Does the Sonos Patent Decision Ignore the Original Idea?

Yesterday, the US International Trade Commission made the decision that Google infringed (I’m sure some would say “blantantly stole”) some of Sonos’ patents and applied them to their Google Home speakers, notably when they were used in groups. Google, as a result, has opted to not pay the royalties that Sonos demanded and is instead removing the features from their Home speakers through a software update.

Oy. The things we have to unpack with this whole scenario.

Google is screwing their customers

This is where I see the single biggest issue. By deciding to not pay royalties (which I’m sure is being seen internally as a matter of principle, which I’ll get to in a moment), Google is taking away functionality that was a selling point for a not-insignificant number of customers. This would be akin to car manufacturers turning all car stereo systems into mono sound because someone held the patent for stereo sound.

Were I one of those customers (I own Google products, but I don’t use them for audio), I would be seriously pissed, especially if this is something I’ve come to use regularly. This would effectively become a broken promise between Google and myself, as I bought the Home speakers with the understanding and expectation that I could use them as advertised. As Ars’ article already notes, there are people who would lodge a lawsuit against Google for breaking that promise.

But why would google take the stance of principle, anyway? Wasn’t this the company that was once famous for “Do No Evil”? Not that this is evil per se, but it certainly smells of flipping the bird at Sonos and indirectly at their own customers. Was the royalty so burdeonsome for a company that made $40 billion in profit in 2020? This is nothing more than spite for having lost a case.

My question, of course, is whether this should have been a case in the first place…

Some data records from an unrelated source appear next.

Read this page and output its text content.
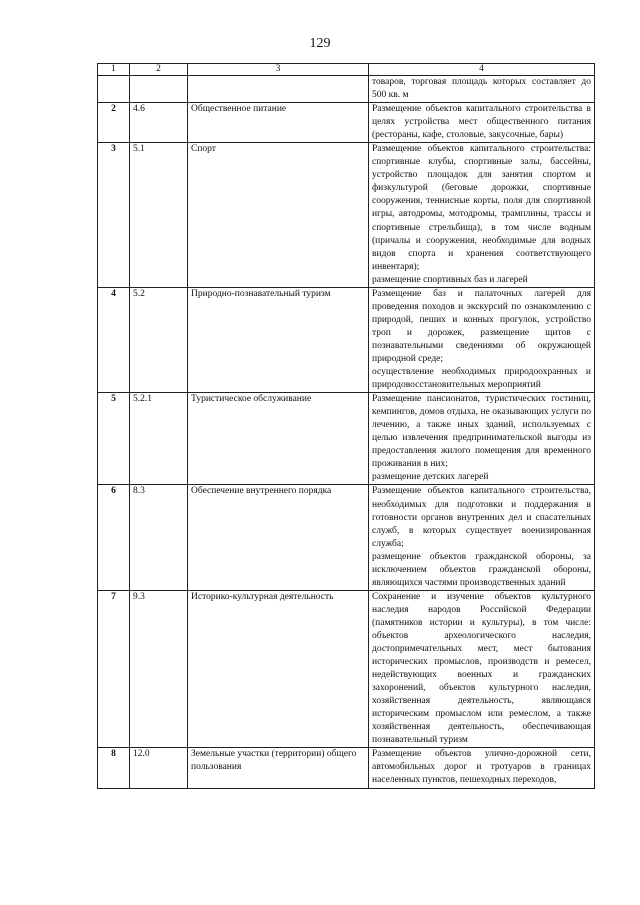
129
1	2	3	4
			товаров, торговая площадь которых составляет до 500 кв. м
2	4.6	Общественное питание	Размещение объектов капитального строительства в целях устройства мест общественного питания (рестораны, кафе, столовые, закусочные, бары)
3	5.1	Спорт	Размещение объектов капитального строительства: спортивные клубы, спортивные залы, бассейны, устройство площадок для занятия спортом и физкультурой (беговые дорожки, спортивные сооружения, теннисные корты, поля для спортивной игры, автодромы, мотодромы, трамплины, трассы и спортивные стрельбища), в том числе водным (причалы и сооружения, необходимые для водных видов спорта и хранения соответствующего инвентаря);
размещение спортивных баз и лагерей

4	5.2	Природно-познавательный туризм	Размещение баз и палаточных лагерей для проведения походов и экскурсий по ознакомлению с природой, пеших и конных прогулок, устройство троп и дорожек, размещение щитов с познавательными сведениями об окружающей природной среде;
осуществление необходимых природоохранных и природовосстановительных мероприятий

5	5.2.1	Туристическое обслуживание	Размещение пансионатов, туристических гостиниц, кемпингов, домов отдыха, не оказывающих услуги по лечению, а также иных зданий, используемых с целью извлечения предпринимательской выгоды из предоставления жилого помещения для временного проживания в них;
размещение детских лагерей

6	8.3	Обеспечение внутреннего порядка	Размещение объектов капитального строительства, необходимых для подготовки и поддержания в готовности органов внутренних дел и спасательных служб, в которых существует военизированная служба;
размещение объектов гражданской обороны, за исключением объектов гражданской обороны, являющихся частями производственных зданий

7	9.3	Историко-культурная деятельность	Сохранение и изучение объектов культурного наследия народов Российской Федерации (памятников истории и культуры), в том числе: объектов археологического наследия, достопримечательных мест, мест бытования исторических промыслов, производств и ремесел, недействующих военных и гражданских захоронений, объектов культурного наследия, хозяйственная деятельность, являющаяся историческим промыслом или ремеслом, а также хозяйственная деятельность, обеспечивающая познавательный туризм
8	12.0	Земельные участки (территории) общего пользования	Размещение объектов улично-дорожной сети, автомобильных дорог и тротуаров в границах населенных пунктов, пешеходных переходов,
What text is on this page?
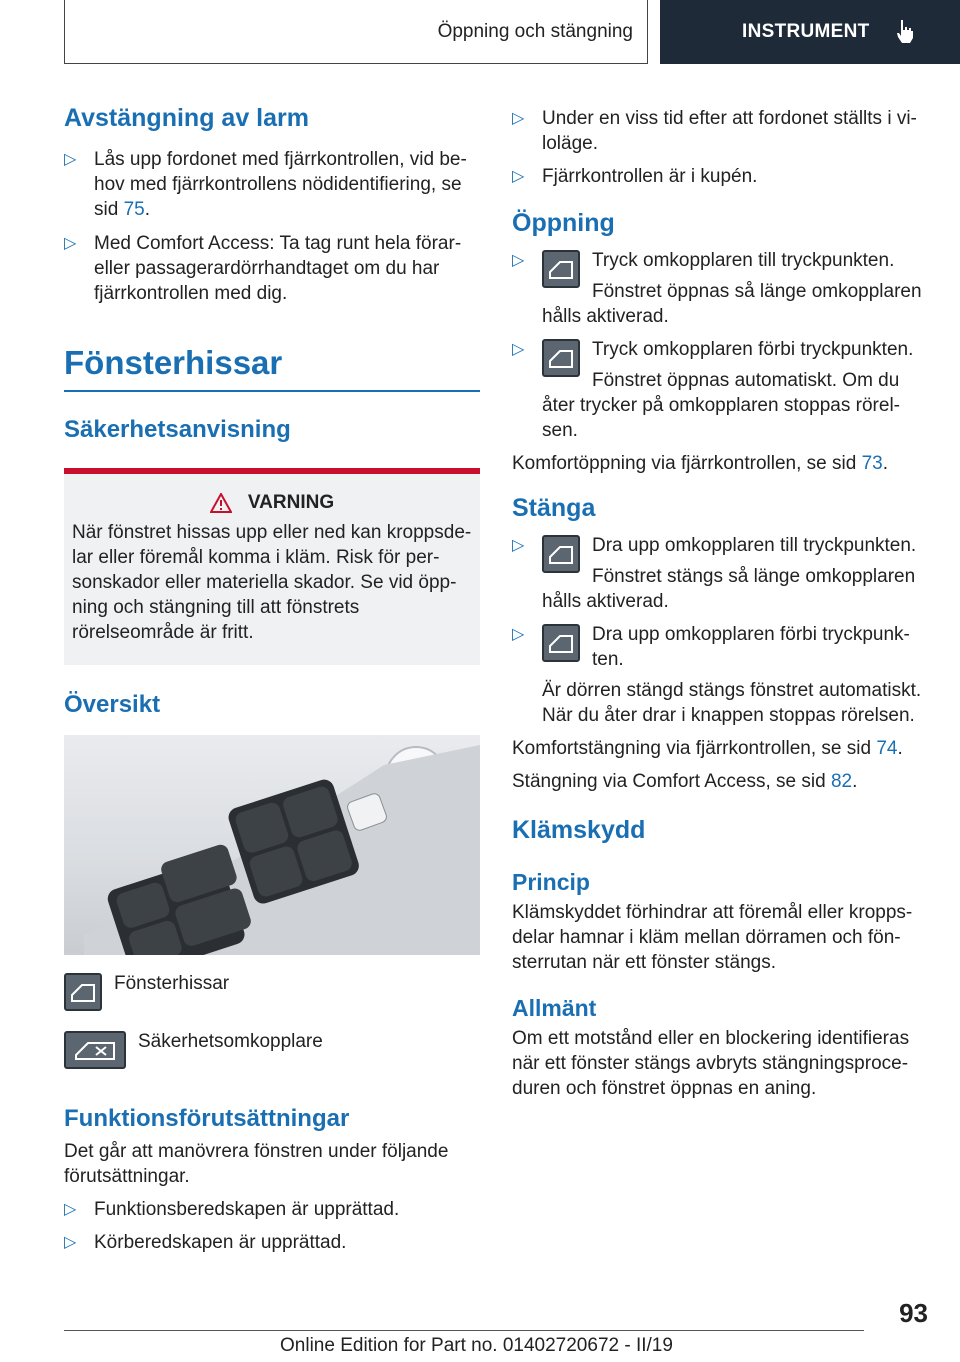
Öppning och stängning	INSTRUMENT
Avstängning av larm
▷ Lås upp fordonet med fjärrkontrollen, vid be-hov med fjärrkontrollens nödidentifiering, se sid 75.
▷ Med Comfort Access: Ta tag runt hela förar-eller passagerardörrhandtaget om du har fjärrkontrollen med dig.
Fönsterhissar
Säkerhetsanvisning
VARNING

När fönstret hissas upp eller ned kan kroppsde-lar eller föremål komma i kläm. Risk för per-sonskador eller materiella skador. Se vid öpp-ning och stängning till att fönstrets rörelseområde är fritt.

Översikt
Fönsterhissar
Säkerhetsomkopplare
Funktionsförutsättningar

Det går att manövrera fönstren under följande förutsättningar.

▷ Funktionsberedskapen är upprättad.
▷ Körberedskapen är upprättad.
▷ Under en viss tid efter att fordonet ställts i vi-loläge.
▷ Fjärrkontrollen är i kupén.
Öppning
▷	Tryck omkopplaren till tryckpunkten.
Fönstret öppnas så länge omkopplaren hålls aktiverad.
▷	Tryck omkopplaren förbi tryckpunkten.
Fönstret öppnas automatiskt. Om du åter trycker på omkopplaren stoppas rörel-sen.

Komfortöppning via fjärrkontrollen, se sid 73.

Stänga
▷	Dra upp omkopplaren till tryckpunkten.
Fönstret stängs så länge omkopplaren hålls aktiverad.
▷	Dra upp omkopplaren förbi tryckpunk-ten.
Är dörren stängd stängs fönstret automatiskt. När du åter drar i knappen stoppas rörelsen.

Komfortstängning via fjärrkontrollen, se sid 74.

Stängning via Comfort Access, se sid 82.

Klämskydd
Princip

Klämskyddet förhindrar att föremål eller kropps-delar hamnar i kläm mellan dörramen och fön-sterrutan när ett fönster stängs.

Allmänt

Om ett motstånd eller en blockering identifieras när ett fönster stängs avbryts stängningsproce-duren och fönstret öppnas en aning.

93
Online Edition for Part no. 01402720672 - II/19
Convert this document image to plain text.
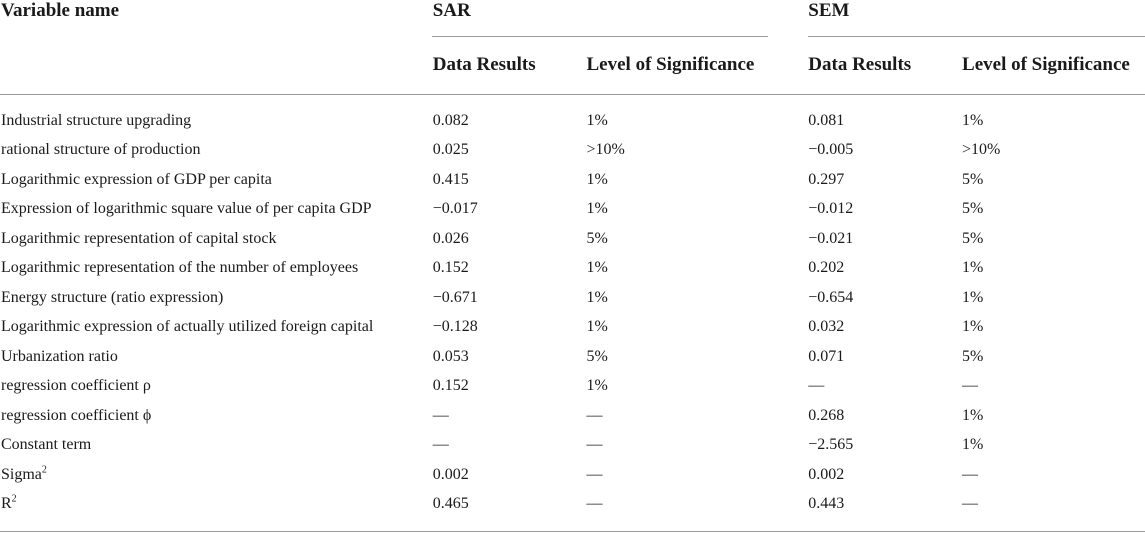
Variable name	SAR		SEM	
	Data Results	Level of Significance	Data Results	Level of Significance
Industrial structure upgrading	0.082	1%	0.081	1%
rational structure of production	0.025	>10%	−0.005	>10%
Logarithmic expression of GDP per capita	0.415	1%	0.297	5%
Expression of logarithmic square value of per capita GDP	−0.017	1%	−0.012	5%
Logarithmic representation of capital stock	0.026	5%	−0.021	5%
Logarithmic representation of the number of employees	0.152	1%	0.202	1%
Energy structure (ratio expression)	−0.671	1%	−0.654	1%
Logarithmic expression of actually utilized foreign capital	−0.128	1%	0.032	1%
Urbanization ratio	0.053	5%	0.071	5%
regression coefficient ρ	0.152	1%	—	—
regression coefficient ϕ	—	—	0.268	1%
Constant term	—	—	−2.565	1%
Sigma$^2$	0.002	—	0.002	—
$R^2$	0.465	—	0.443	—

Google is the first, is Apple next?

Apple’s HomePods are probably another target. And with the Google decision, there’s now precedent, which means Apple would be defenseless if Sonos turned their guns towards Cupertino. Given, Apple also has a ridiculous war chest they could easily leverage, and they are far more experienced-focused than any other hardware company, so it’s highly likely that (assuming they already don’t) they would pay the royalty and continue on in life.

But would Apple decide instead to fight the decision? It’s not out of the realm of possibility, though they’d certainly need to do a lot more to convince the ITC (and presumably other courts) that Sonos’ patent isn’t valid. Because that’s what it would take for this to be undone, and that’s no small feat. It’s not easy to undo software patents because they’re so notoriously vague and misunderstood.

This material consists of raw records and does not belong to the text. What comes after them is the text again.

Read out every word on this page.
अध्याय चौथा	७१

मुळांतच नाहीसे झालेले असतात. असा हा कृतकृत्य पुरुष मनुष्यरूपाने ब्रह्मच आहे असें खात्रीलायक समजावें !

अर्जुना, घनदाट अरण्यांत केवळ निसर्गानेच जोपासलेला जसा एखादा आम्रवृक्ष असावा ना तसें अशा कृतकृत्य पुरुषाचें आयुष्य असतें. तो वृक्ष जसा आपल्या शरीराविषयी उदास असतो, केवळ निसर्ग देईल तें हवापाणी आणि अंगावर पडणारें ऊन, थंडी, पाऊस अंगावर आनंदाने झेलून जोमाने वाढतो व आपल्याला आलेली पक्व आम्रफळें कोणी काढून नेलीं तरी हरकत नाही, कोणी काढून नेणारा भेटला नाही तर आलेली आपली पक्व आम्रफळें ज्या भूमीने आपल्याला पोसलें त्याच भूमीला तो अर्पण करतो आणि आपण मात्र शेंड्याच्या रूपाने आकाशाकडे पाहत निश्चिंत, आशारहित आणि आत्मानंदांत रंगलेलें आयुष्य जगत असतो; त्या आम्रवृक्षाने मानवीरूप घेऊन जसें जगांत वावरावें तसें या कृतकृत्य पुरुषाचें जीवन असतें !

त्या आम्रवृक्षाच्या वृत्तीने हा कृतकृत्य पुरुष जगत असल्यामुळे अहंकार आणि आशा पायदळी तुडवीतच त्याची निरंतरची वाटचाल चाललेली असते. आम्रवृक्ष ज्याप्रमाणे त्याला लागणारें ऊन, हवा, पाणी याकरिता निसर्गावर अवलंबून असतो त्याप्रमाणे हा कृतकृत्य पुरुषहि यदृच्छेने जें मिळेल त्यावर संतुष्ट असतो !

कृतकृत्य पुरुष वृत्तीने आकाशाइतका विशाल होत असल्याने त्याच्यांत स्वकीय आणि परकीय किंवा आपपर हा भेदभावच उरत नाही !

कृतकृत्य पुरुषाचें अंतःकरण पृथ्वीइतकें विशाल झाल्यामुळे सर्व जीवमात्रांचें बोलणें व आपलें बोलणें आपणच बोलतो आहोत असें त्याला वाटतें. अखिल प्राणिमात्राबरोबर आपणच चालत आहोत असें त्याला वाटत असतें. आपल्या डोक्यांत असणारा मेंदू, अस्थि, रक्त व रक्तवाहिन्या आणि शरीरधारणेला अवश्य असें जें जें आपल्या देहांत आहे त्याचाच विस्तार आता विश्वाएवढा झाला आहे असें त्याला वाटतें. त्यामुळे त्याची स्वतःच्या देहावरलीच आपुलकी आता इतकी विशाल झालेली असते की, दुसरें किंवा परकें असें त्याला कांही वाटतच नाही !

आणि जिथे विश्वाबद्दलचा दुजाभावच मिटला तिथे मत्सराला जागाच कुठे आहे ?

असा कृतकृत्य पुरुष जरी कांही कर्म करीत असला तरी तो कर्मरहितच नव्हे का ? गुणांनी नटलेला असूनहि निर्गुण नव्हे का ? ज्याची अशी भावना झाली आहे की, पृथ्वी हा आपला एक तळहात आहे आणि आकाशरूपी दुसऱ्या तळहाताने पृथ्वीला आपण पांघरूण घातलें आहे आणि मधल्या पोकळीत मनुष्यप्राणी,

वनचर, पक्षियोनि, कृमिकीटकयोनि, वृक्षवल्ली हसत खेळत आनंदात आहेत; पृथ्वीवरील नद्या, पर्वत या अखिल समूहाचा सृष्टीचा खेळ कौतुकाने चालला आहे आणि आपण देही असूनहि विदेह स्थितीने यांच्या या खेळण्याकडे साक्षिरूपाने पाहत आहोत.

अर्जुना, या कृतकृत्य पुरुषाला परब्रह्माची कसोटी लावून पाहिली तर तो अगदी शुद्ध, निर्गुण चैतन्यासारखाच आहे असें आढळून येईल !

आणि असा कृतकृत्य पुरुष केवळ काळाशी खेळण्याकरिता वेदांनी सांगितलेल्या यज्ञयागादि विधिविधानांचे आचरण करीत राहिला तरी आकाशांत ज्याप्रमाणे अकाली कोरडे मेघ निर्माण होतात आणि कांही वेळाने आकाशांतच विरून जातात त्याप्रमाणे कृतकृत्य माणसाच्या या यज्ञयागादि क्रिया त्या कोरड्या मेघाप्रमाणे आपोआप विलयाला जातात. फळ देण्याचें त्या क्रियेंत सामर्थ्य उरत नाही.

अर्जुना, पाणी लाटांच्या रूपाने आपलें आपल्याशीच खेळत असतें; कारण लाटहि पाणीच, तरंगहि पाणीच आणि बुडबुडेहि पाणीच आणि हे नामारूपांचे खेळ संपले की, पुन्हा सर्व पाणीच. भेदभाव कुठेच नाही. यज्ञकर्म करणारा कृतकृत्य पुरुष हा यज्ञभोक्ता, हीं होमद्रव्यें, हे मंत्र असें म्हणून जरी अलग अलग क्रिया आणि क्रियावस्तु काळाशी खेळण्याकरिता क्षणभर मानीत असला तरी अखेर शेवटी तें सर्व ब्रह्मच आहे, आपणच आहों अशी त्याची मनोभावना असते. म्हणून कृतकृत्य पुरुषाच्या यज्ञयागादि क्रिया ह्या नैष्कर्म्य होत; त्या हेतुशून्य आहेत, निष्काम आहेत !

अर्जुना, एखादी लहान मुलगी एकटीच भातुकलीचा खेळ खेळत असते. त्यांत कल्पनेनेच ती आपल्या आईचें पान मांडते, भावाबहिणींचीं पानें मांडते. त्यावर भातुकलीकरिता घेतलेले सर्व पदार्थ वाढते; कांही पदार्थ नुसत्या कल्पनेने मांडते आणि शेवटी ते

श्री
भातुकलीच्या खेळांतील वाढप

Sonos doesn’t even have an original idea

Oh, how I hate patents, especially software patents. They’ve gone from being the tool that defends creators’ ideas, allowing them to profit from their hard work, into weapons that are leveraged for making a buck. Am I painting a poor, highly generalized picture? Absolutely, because that’s what most of the high-profile cases have been over the last 20 years.

This is because software is (highly IMO, of course) the single worst place to have patents.

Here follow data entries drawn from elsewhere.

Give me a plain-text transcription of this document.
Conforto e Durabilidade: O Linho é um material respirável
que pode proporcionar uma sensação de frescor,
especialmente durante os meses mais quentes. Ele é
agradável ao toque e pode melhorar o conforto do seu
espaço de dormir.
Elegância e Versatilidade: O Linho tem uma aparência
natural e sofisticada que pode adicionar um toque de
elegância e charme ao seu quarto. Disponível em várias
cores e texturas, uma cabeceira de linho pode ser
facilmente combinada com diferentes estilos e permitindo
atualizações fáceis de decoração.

One of the infringing patents is group volume control: the ability to use a single device to control the volume of a group of speakers. Please re-read that sentence, carefully – there’s no mention of software, smartphones, wireless, or whatever. It’s just the concept of a singular unit’s control over a group of things. This is not a new idea at all, it’s been used many times over many industries. This screams “prior art”.

Okay, so this is applies specifically to speakers. I saw “smart houses” in the 1980s that had central speaker control next to the stereo system, applicable to speakers all over a (wired) house. One panel, controlling everything. Sonos’ idea is not new. That they’ve taken the idea and applied to their product set is nothing more than an evolution, and not even a particularly clever one.

Did Google “steal” the idea and apply it to their products? Maybe? But does that really matter? We’ve seen this kind of theft before: several iOS apps over the years expanded iPhone functionality to move the camera shutter to the volume button when the Camera app was running, or turned on the flash LED and made it a flashlight. Apple incorporated those ideas directly into iOS without any compensation to the companies (or individuals) that came up with the idea in the first place – it was an evolution of iOS (we’ll defer the ethics of said practices for this particular discussion, as…) and no-one faulted Apple for it, took them to court, or at this point, likely even remember a time when iOS didn’t have these features.

Software patents bely a fundamental point of software development: the creative process to solve a problem. And I can’t stress this enough: there is no one unique way to solve a problem in software. All you need to do is look at the number of languages, open source frameworks, and various software packages to know that the same problems have been solved repeatedly in different ways. If we applied the expectations of software patents to the whole of software development, we’d only have one or two languages, only one content management platform, one image format, one way to encode videos.

It’s because of the varied needs that arise daily and the sheer creativity of software engineers that we find the plethora of options. That doesn’t mean they’re all good options, but even a not-so-great idea can inspire someone else to create something even more amazing, or even evolve our society (witness what crypto currency has done).

Personally, I think the Sonos patents are worthless, not offering any real competitive advantage over something that’s already been done before. But then, I may be opinionated.